To observe VPN triplets with high variability, we use a filter that only reports collocations with high determiner or modification variability for the description noun, based on Yule’s K. The settings for the results, which are displayed in Table 5, are otherwise identical to those in Table 3. Column 8 displays the modifiers, column 9 the determiners that are used. This table is dominated by non-idiomatic collocations, by verbal frames. One of the most frequent things people do with sockets is that they plug in cables.

Table 5. VPN triplets ordered by O/E, with high variability, filtered by t-score, in BNC-W written. (Full table.)

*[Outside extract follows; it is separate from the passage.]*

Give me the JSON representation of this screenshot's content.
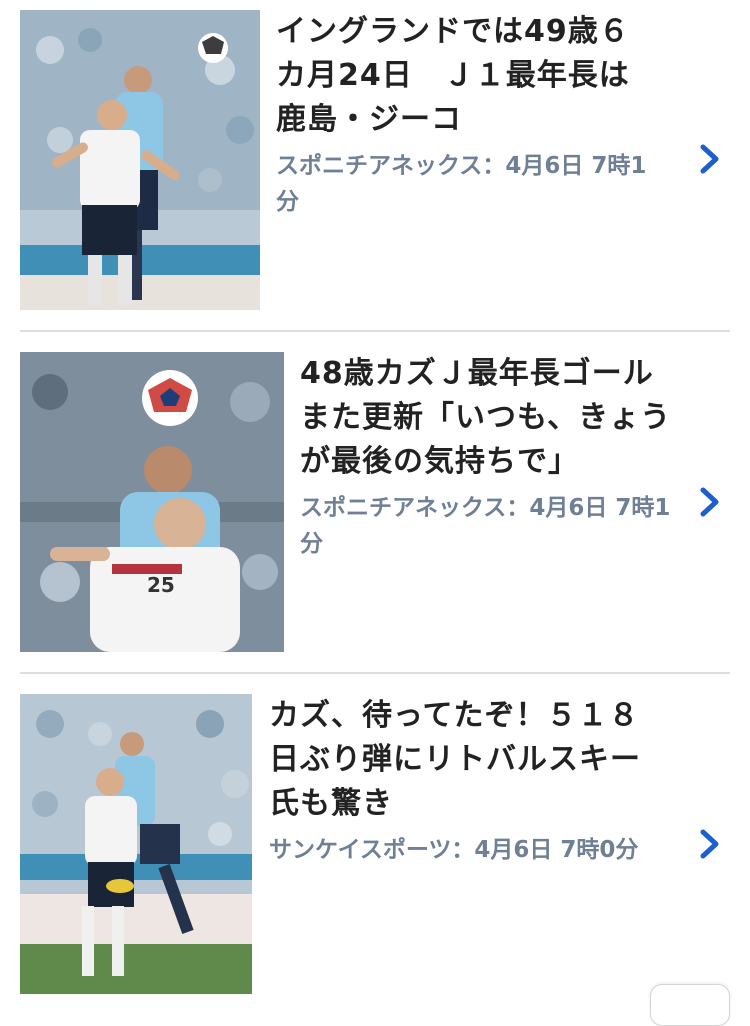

So far, we have focused on VPN triples in which V, P, and N are all fixed. While this yields many idioms, there are many fixed expressions, notably phrasal verbs, in which the N slot is highly variable. Berry-Rogghe (1974) suggested a method to detect phrasal and prepositional verbs by comparing the association strength between V and P to the association strength between P and N. If the association between V and P is relatively high, while the strength between P and N is relatively low, this can be used as an indicator for distinguishing phrasal and prepositional verbs.

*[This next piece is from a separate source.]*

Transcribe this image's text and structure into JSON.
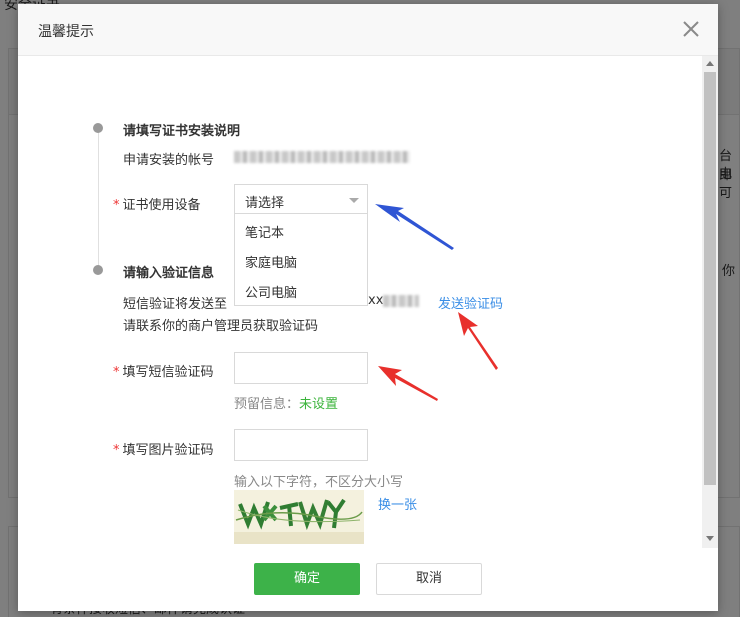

For this purpose we calculate frequencies for VPX and XPN combinations, leaving either the verb or the description noun underspecified. We calculate O/E for the VPX and XPN combinations separately. We then divide O/E of VP by O/E of PN to obtain a complement indicator.

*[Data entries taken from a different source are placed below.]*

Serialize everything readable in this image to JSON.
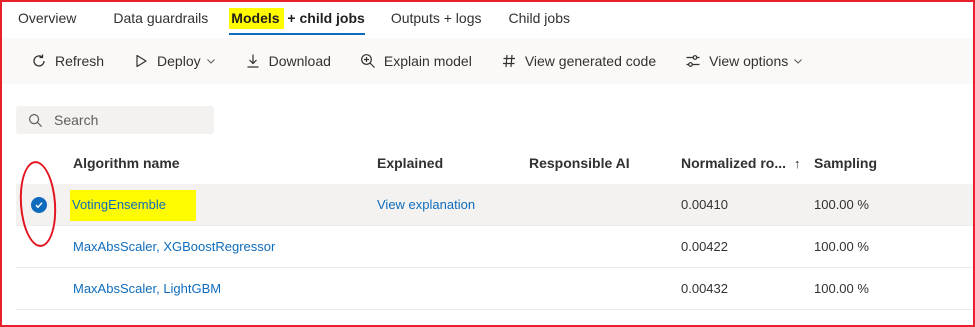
{
  "tabs": [
    {
      "label_highlight": "Models",
      "label_rest": " + child jobs"
    },
    {
      "label": "Overview"
    },
    {
      "label": "Data guardrails"
    },
    {
      "label": "Outputs + logs"
    },
    {
      "label": "Child jobs"
    }
  ],
  "toolbar": {
    "refresh": "Refresh",
    "deploy": "Deploy",
    "download": "Download",
    "explain": "Explain model",
    "view_code": "View generated code",
    "view_options": "View options"
  },
  "search": {
    "placeholder": "Search"
  },
  "grid": {
    "headers": {
      "algorithm": "Algorithm name",
      "explained": "Explained",
      "responsible": "Responsible AI",
      "normalized": "Normalized ro...",
      "sort_arrow": "↑",
      "sampling": "Sampling"
    },
    "rows": [
      {
        "algorithm": "VotingEnsemble",
        "explained": "View explanation",
        "responsible": "",
        "normalized": "0.00410",
        "sampling": "100.00 %",
        "selected": true
      },
      {
        "algorithm": "MaxAbsScaler, XGBoostRegressor",
        "explained": "",
        "responsible": "",
        "normalized": "0.00422",
        "sampling": "100.00 %",
        "selected": false
      },
      {
        "algorithm": "MaxAbsScaler, LightGBM",
        "explained": "",
        "responsible": "",
        "normalized": "0.00432",
        "sampling": "100.00 %",
        "selected": false
      }
    ]
  },
  "colors": {
    "accent": "#0f6cbd",
    "highlight": "#fffb00",
    "annotation": "#e3141f"
  }
}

Tables 6 and 7 are ordered by this complement indicator. Table 6 lists VPN triplets in descending order, which results in complement structures being top ranked. Table 7 lists them in ascending order, which will prefer adjunct structures. In Table 6, we observe a high proportion of prepositional verb frames. Deal with sth/one, consist of sth and depend on sth exemplify the case of prepositional verbs, whereas carry out sth and set up sth are phrasal verbs. The top of Table 7, in contrast, shows those VPN triples that contain PPs functioning as verb adjuncts.

Table 6. Association between verb and preposition, compared to the association between preposition and description noun, ordered by descending comp index (comp index = O/E(VP) / O/E(PN)), filtered by t-score in BNC-W written. (Full table.)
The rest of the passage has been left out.